In 1 Thessalonians 5:16-18 it says, “Rejoice always, pray without ceasing, give thanks in all circumstances; for this is the will of God in Christ Jesus for you.” Being thankful in ALL circumstances is difficult. The world around us seems to be shutting down again. Let’s be real—we dislike COVID! But isn’t it often the hard circumstances that really develop a sense of thankfulness in us? How can we still display thankfulness in hard circumstances? How will our kids remember your thankfulness in ALL circumstances?


Like most things, we have to exercise, or do them often, to make them part of our life. Your body doesn’t get stronger without physical exercise. Your mind doesn’t get stronger without mental exercise. And thankfulness is no exception. A child must exercise a heart of thankfulness to get one. I often think that David tried to exercise thankfulness as the Psalms are filled with verses on giving thanks. Psalm 9:1 says, “I will give thanks to the LORD with my whole heart; I will recount all of your wonderful deeds.” Perhaps this Thanksgiving you can recount all of God’s wonderful deeds with your kids.

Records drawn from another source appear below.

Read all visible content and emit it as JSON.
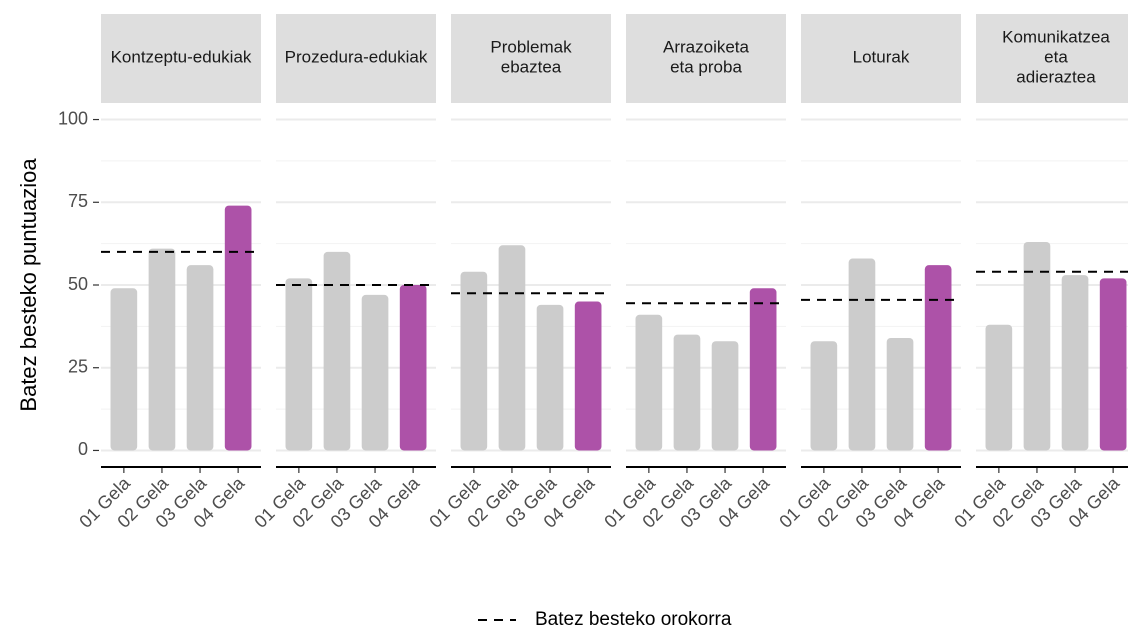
{
  "chart_data": {
    "type": "bar",
    "ylabel": "Batez besteko puntuazioa",
    "legend_label": "Batez besteko orokorra",
    "ylim": [
      -5,
      105
    ],
    "yticks": [
      0,
      25,
      50,
      75,
      100
    ],
    "minor_yticks": [
      12.5,
      37.5,
      62.5,
      87.5
    ],
    "grid": true,
    "facets": [
      {
        "title": [
          "Kontzeptu-edukiak"
        ],
        "categories": [
          "01 Gela",
          "02 Gela",
          "03 Gela",
          "04 Gela"
        ],
        "values": [
          49,
          61,
          56,
          74
        ],
        "colors": [
          "#cccccc",
          "#cccccc",
          "#cccccc",
          "#ad52a8"
        ],
        "mean": 60
      },
      {
        "title": [
          "Prozedura-edukiak"
        ],
        "categories": [
          "01 Gela",
          "02 Gela",
          "03 Gela",
          "04 Gela"
        ],
        "values": [
          52,
          60,
          47,
          50
        ],
        "colors": [
          "#cccccc",
          "#cccccc",
          "#cccccc",
          "#ad52a8"
        ],
        "mean": 50
      },
      {
        "title": [
          "Problemak",
          "ebaztea"
        ],
        "categories": [
          "01 Gela",
          "02 Gela",
          "03 Gela",
          "04 Gela"
        ],
        "values": [
          54,
          62,
          44,
          45
        ],
        "colors": [
          "#cccccc",
          "#cccccc",
          "#cccccc",
          "#ad52a8"
        ],
        "mean": 47.5
      },
      {
        "title": [
          "Arrazoiketa",
          "eta proba"
        ],
        "categories": [
          "01 Gela",
          "02 Gela",
          "03 Gela",
          "04 Gela"
        ],
        "values": [
          41,
          35,
          33,
          49
        ],
        "colors": [
          "#cccccc",
          "#cccccc",
          "#cccccc",
          "#ad52a8"
        ],
        "mean": 44.5
      },
      {
        "title": [
          "Loturak"
        ],
        "categories": [
          "01 Gela",
          "02 Gela",
          "03 Gela",
          "04 Gela"
        ],
        "values": [
          33,
          58,
          34,
          56
        ],
        "colors": [
          "#cccccc",
          "#cccccc",
          "#cccccc",
          "#ad52a8"
        ],
        "mean": 45.5
      },
      {
        "title": [
          "Komunikatzea",
          "eta",
          "adieraztea"
        ],
        "categories": [
          "01 Gela",
          "02 Gela",
          "03 Gela",
          "04 Gela"
        ],
        "values": [
          38,
          63,
          53,
          52
        ],
        "colors": [
          "#cccccc",
          "#cccccc",
          "#cccccc",
          "#ad52a8"
        ],
        "mean": 54
      }
    ]
  }
}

Here are some practical ways to help your kids exercise thankfulness:

  • On the nights you eat dinner together, go around the table and share what you are thankful for and why from that day. Make this a family tradition that may last for generations.
  • Start a thankful board or box in your home. Write down things to be thankful for and put them on the board or in the box. Keep it out all year long and talk about it often.
  • Write some thank you notes to others. Write them not just for things that people have done for you, but for everyday people like the grocery store clerk that you see often, or the neighbor who you have lived near for a long time. Let them know you appreciate them.
  • In all circumstances, talk about how you can be thankful. When circumstances change in your family, keep talking about how to be thankful.
  • Memorize Scriptures that talk about thankfulness. Perhaps start in the book of Psalms and go through all the verses that mention thankfulness.
  • Do a thankfulness book each year together, or separately, if your kids are older. This will be a great thing to look at in years to come.
  • Write notes of thankfulness to your kids. Let them know why you are thankful for them.

As you strive to teach your kids to be thankful this Thanksgiving, let this holiday be a starting point and continue it all year long. Don’t just be thankful on this holiday.

As you teach them what to be thankful for, always point them to God, the giver of all things. And don’t forget to preach the gospel to yourself every day! This will change your perspective and cause you to have a thankful heart.